We recommend that you block all unsolicited inbound communication from
the Internet to help prevent attacks that may use other ports. For more
information about the ports that RPC uses, visit the following Web site.
For more information about how to disable CIS, see Microsoft Knowledge
Base Article 825819.
*
To help protect from network-based attempts to exploit this
vulnerability, use a personal firewall, such as the Internet Connection
Firewall, which is included with Windows XP Service Pack 1.
By default, the Internet Connection Firewall feature in Windows XP
Service Pack 1 helps protect your Internet connection by blocking
unsolicited incoming traffic. We recommend that you block all
unsolicited incoming communication from the Internet.
To configure Internet Connection Firewall manually for a connection,
follow these steps:
1.
Click Start, and then click Control Panel.
2.
In the default Category View, click Networking and Internet Connections,
and then click Network Connections.
3.
Right-click the connection on which you want to enable Internet
Connection Firewall, and then click Properties.
4.
Click the Advanced tab.
5.
Click to select the Protect my computer or network by limiting or
preventing access to this computer from the Internet check box, and then
click OK.
Note If you want to enable certain programs and services to communicate
through the firewall, click Settings on the Advanced tab, and then
select the programs, the protocols, and the services that are required.
*
To help protect from network-based attempts to exploit this
vulnerability, enable advanced TCP/IP filtering on systems that support
this feature.
You can enable advanced TCP/IP filtering to block all unsolicited
inbound traffic.
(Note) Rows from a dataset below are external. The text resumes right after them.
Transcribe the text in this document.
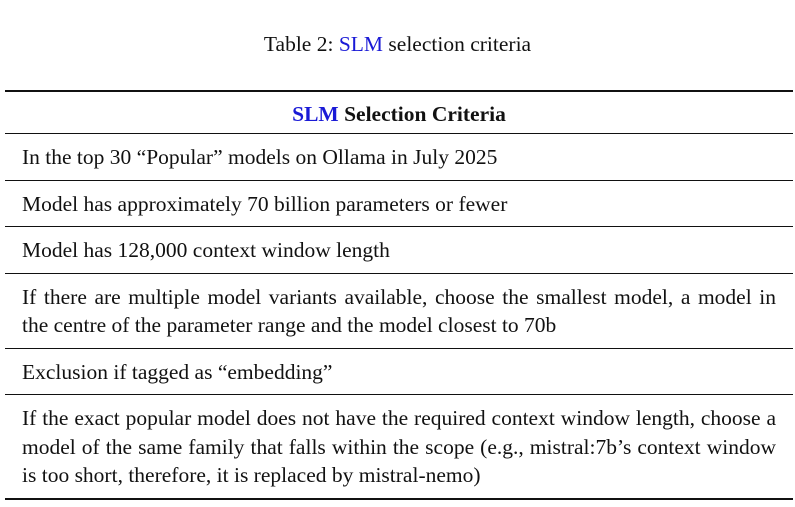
Table 2: SLM selection criteria
SLM Selection Criteria
In the top 30 “Popular” models on Ollama in July 2025
Model has approximately 70 billion parameters or fewer
Model has 128,000 context window length
If there are multiple model variants available, choose the smallest model, a model in the centre of the parameter range and the model closest to 70b
Exclusion if tagged as “embedding”
If the exact popular model does not have the required context window length, choose a model of the same family that falls within the scope (e.g., mistral:7b’s context window is too short, therefore, it is replaced by mistral-nemo)
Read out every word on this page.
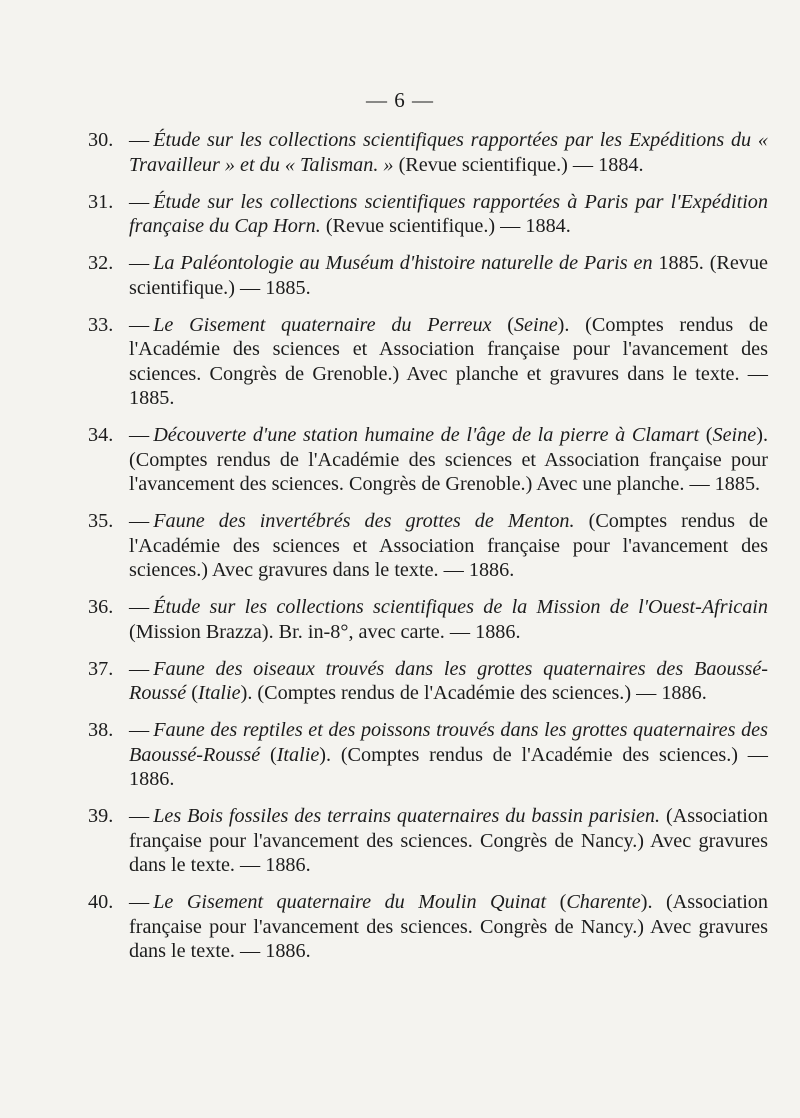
— 6 —
30. — Étude sur les collections scientifiques rapportées par les Expéditions du « Travailleur » et du « Talisman. » (Revue scientifique.) — 1884.
31. — Étude sur les collections scientifiques rapportées à Paris par l'Expédition française du Cap Horn. (Revue scientifique.) — 1884.
32. — La Paléontologie au Muséum d'histoire naturelle de Paris en 1885. (Revue scientifique.) — 1885.
33. — Le Gisement quaternaire du Perreux (Seine). (Comptes rendus de l'Académie des sciences et Association française pour l'avancement des sciences. Congrès de Grenoble.) Avec planche et gravures dans le texte. — 1885.
34. — Découverte d'une station humaine de l'âge de la pierre à Clamart (Seine). (Comptes rendus de l'Académie des sciences et Association française pour l'avancement des sciences. Congrès de Grenoble.) Avec une planche. — 1885.
35. — Faune des invertébrés des grottes de Menton. (Comptes rendus de l'Académie des sciences et Association française pour l'avancement des sciences.) Avec gravures dans le texte. — 1886.
36. — Étude sur les collections scientifiques de la Mission de l'Ouest-Africain (Mission Brazza). Br. in-8°, avec carte. — 1886.
37. — Faune des oiseaux trouvés dans les grottes quaternaires des Baoussé-Roussé (Italie). (Comptes rendus de l'Académie des sciences.) — 1886.
38. — Faune des reptiles et des poissons trouvés dans les grottes quaternaires des Baoussé-Roussé (Italie). (Comptes rendus de l'Académie des sciences.) — 1886.
39. — Les Bois fossiles des terrains quaternaires du bassin parisien. (Association française pour l'avancement des sciences. Congrès de Nancy.) Avec gravures dans le texte. — 1886.
40. — Le Gisement quaternaire du Moulin Quinat (Charente). (Association française pour l'avancement des sciences. Congrès de Nancy.) Avec gravures dans le texte. — 1886.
For more information about how to configure TCP/IP
filtering, see Microsoft Knowledge Base Article 309798.
*
To help protect from network-based attempts to exploit this
vulnerability, block the affected ports by using IPsec on the affected
systems.
Use Internet Protocol security (IPsec) to help protect network
communications. Detailed information about IPsec and about how to apply
filters is available in Microsoft Knowledge Base Article 313190 and
Microsoft Knowledge Base Article 813878.
Top of sectionTop of section
*
Customers in the U.S. and Canada who believe they may have been affected
by this possible vulnerability can receive technical support from
Microsoft Product Support Services at 1-866-PCSAFETY. There is no charge
for support that is associated with security update issues or viruses."
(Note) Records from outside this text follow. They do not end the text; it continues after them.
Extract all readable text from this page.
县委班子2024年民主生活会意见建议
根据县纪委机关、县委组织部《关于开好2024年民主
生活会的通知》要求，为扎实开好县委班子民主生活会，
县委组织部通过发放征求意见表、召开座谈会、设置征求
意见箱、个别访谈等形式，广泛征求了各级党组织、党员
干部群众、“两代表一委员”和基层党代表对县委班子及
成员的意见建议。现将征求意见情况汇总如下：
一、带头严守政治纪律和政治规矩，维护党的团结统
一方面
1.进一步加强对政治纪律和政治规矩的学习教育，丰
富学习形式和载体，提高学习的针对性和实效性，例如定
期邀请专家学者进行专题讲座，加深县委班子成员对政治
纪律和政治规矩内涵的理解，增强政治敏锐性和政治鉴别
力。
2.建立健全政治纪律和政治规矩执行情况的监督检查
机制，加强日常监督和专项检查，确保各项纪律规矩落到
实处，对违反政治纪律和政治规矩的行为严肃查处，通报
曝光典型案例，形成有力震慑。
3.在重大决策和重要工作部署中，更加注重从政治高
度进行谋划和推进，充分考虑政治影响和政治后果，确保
International customers can receive support by using any of the methods
that are listed at Security Help and Support for Home Users Web site.
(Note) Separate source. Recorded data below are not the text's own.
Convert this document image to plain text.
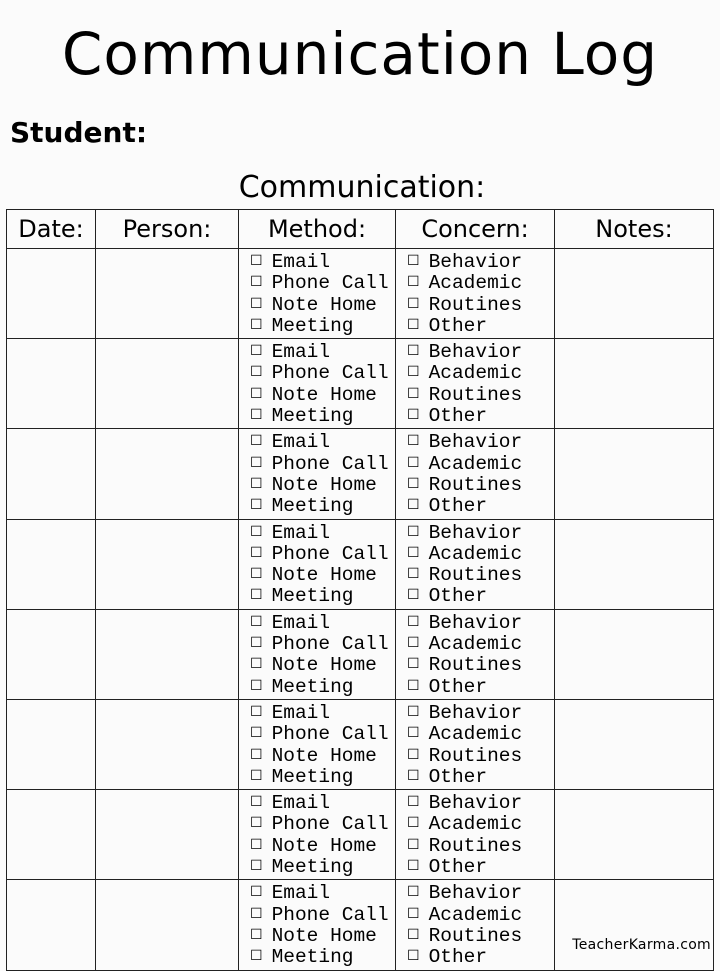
Communication Log
Student:
Communication:
Date:	Person:	Method:	Concern:	Notes:

		☐ Email
☐ Phone Call
☐ Note Home
☐ Meeting	☐ Behavior
☐ Academic
☐ Routines
☐ Other	

		☐ Email
☐ Phone Call
☐ Note Home
☐ Meeting	☐ Behavior
☐ Academic
☐ Routines
☐ Other	

		☐ Email
☐ Phone Call
☐ Note Home
☐ Meeting	☐ Behavior
☐ Academic
☐ Routines
☐ Other	

		☐ Email
☐ Phone Call
☐ Note Home
☐ Meeting	☐ Behavior
☐ Academic
☐ Routines
☐ Other	

		☐ Email
☐ Phone Call
☐ Note Home
☐ Meeting	☐ Behavior
☐ Academic
☐ Routines
☐ Other	

		☐ Email
☐ Phone Call
☐ Note Home
☐ Meeting	☐ Behavior
☐ Academic
☐ Routines
☐ Other	

		☐ Email
☐ Phone Call
☐ Note Home
☐ Meeting	☐ Behavior
☐ Academic
☐ Routines
☐ Other	

		☐ Email
☐ Phone Call
☐ Note Home
☐ Meeting	☐ Behavior
☐ Academic
☐ Routines
☐ Other	

TeacherKarma.com
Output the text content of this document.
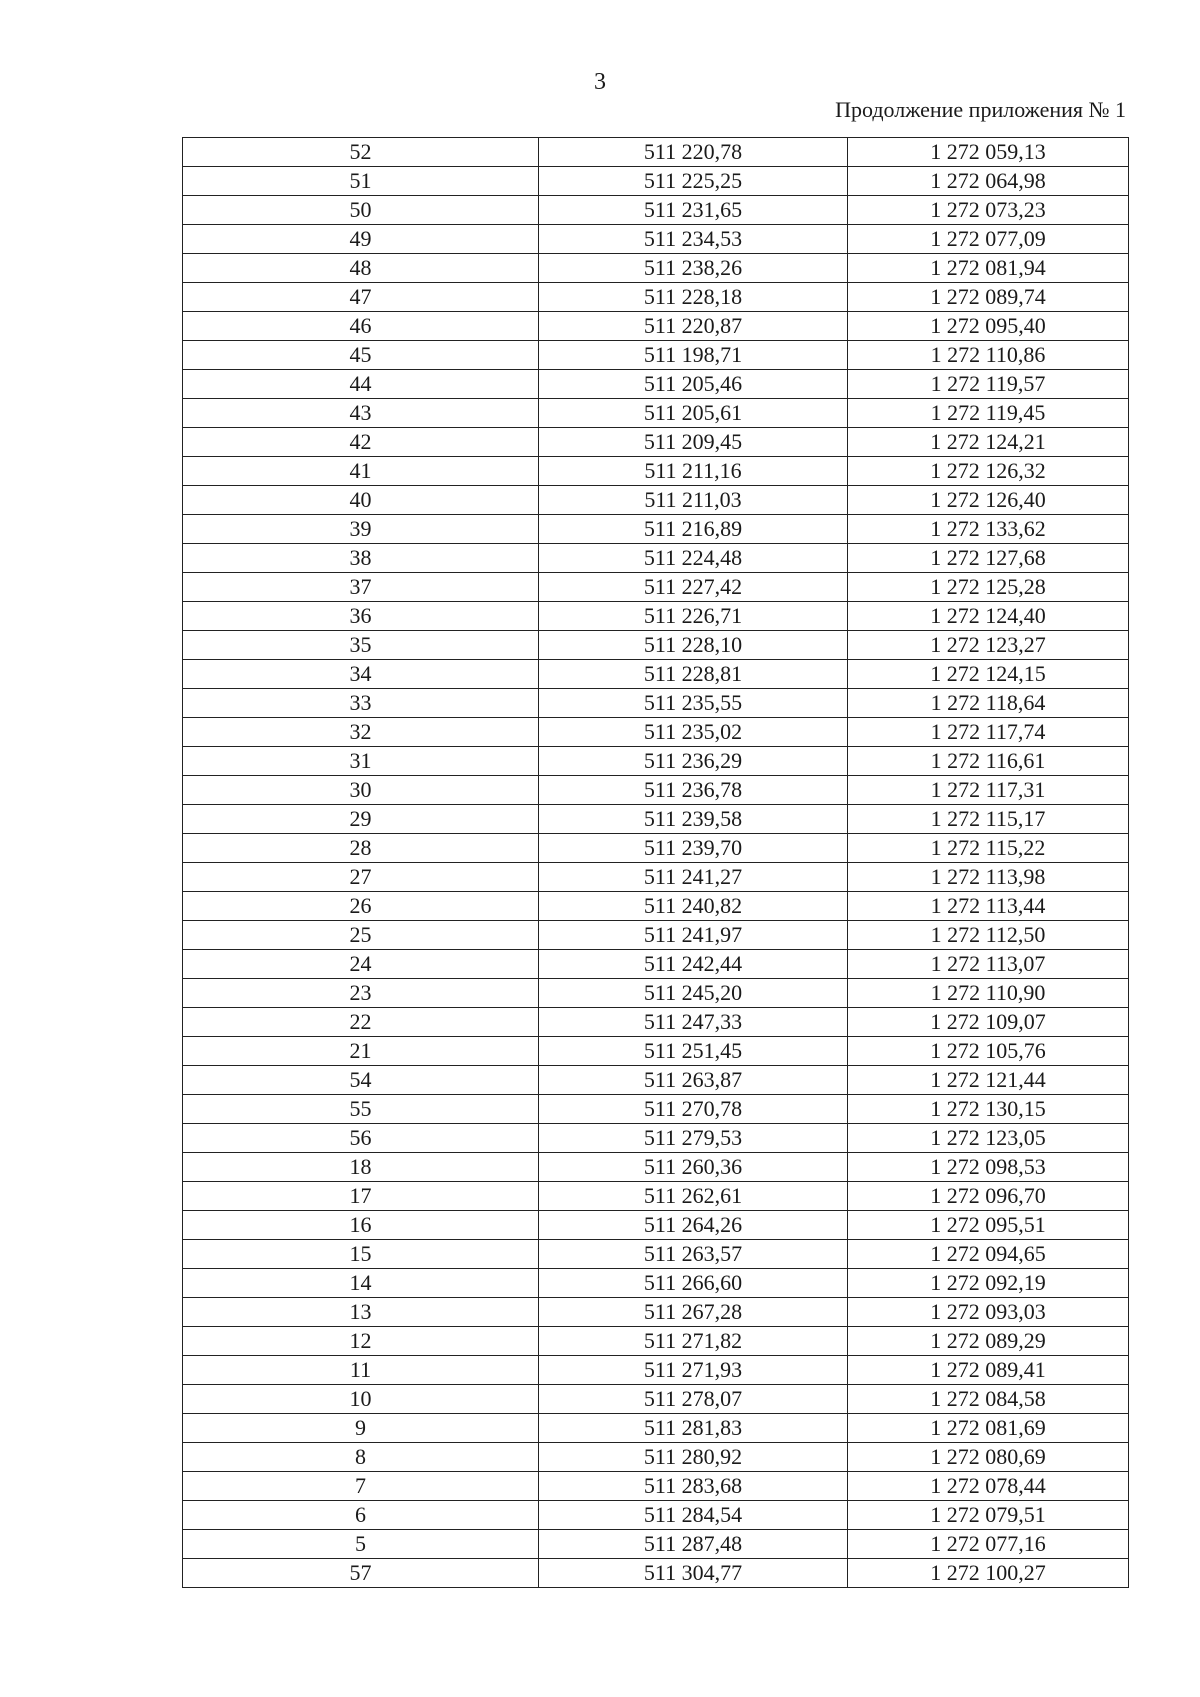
3
Продолжение приложения № 1
52	511 220,78	1 272 059,13
51	511 225,25	1 272 064,98
50	511 231,65	1 272 073,23
49	511 234,53	1 272 077,09
48	511 238,26	1 272 081,94
47	511 228,18	1 272 089,74
46	511 220,87	1 272 095,40
45	511 198,71	1 272 110,86
44	511 205,46	1 272 119,57
43	511 205,61	1 272 119,45
42	511 209,45	1 272 124,21
41	511 211,16	1 272 126,32
40	511 211,03	1 272 126,40
39	511 216,89	1 272 133,62
38	511 224,48	1 272 127,68
37	511 227,42	1 272 125,28
36	511 226,71	1 272 124,40
35	511 228,10	1 272 123,27
34	511 228,81	1 272 124,15
33	511 235,55	1 272 118,64
32	511 235,02	1 272 117,74
31	511 236,29	1 272 116,61
30	511 236,78	1 272 117,31
29	511 239,58	1 272 115,17
28	511 239,70	1 272 115,22
27	511 241,27	1 272 113,98
26	511 240,82	1 272 113,44
25	511 241,97	1 272 112,50
24	511 242,44	1 272 113,07
23	511 245,20	1 272 110,90
22	511 247,33	1 272 109,07
21	511 251,45	1 272 105,76
54	511 263,87	1 272 121,44
55	511 270,78	1 272 130,15
56	511 279,53	1 272 123,05
18	511 260,36	1 272 098,53
17	511 262,61	1 272 096,70
16	511 264,26	1 272 095,51
15	511 263,57	1 272 094,65
14	511 266,60	1 272 092,19
13	511 267,28	1 272 093,03
12	511 271,82	1 272 089,29
11	511 271,93	1 272 089,41
10	511 278,07	1 272 084,58
9	511 281,83	1 272 081,69
8	511 280,92	1 272 080,69
7	511 283,68	1 272 078,44
6	511 284,54	1 272 079,51
5	511 287,48	1 272 077,16
57	511 304,77	1 272 100,27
All customers should apply the most recent security updates released by
Microsoft to help ensure that their systems are protected from attempted
exploitation. Customers who have enabled Automatic Updates will
automatically receive all Windows updates. For more information about
security updates, visit the Microsoft Security Web site.
*
Protect Your PC
We continue to encourage customers follow our Protect Your PC guidance
of enabling a firewall, getting software updates and installing
anti-virus software. Customers can learn more about these steps by
visiting Protect Your PC Web site.
*
For more information about staying safe on the Internet, customers can
visit the Microsoft Security Home Page.
*
Keep Your System Updated
All Windows users should apply the latest Microsoft security updates to
help make sure that their computers are as protected as possible. If you
are not sure whether your software is up to date, visit the Windows
Update Web site, scan your computer for available updates, and install
any high-priority updates that are offered to you. If you have Automatic
Updates enabled, the updates are delivered to you when they are
released, but you have to make sure you install them.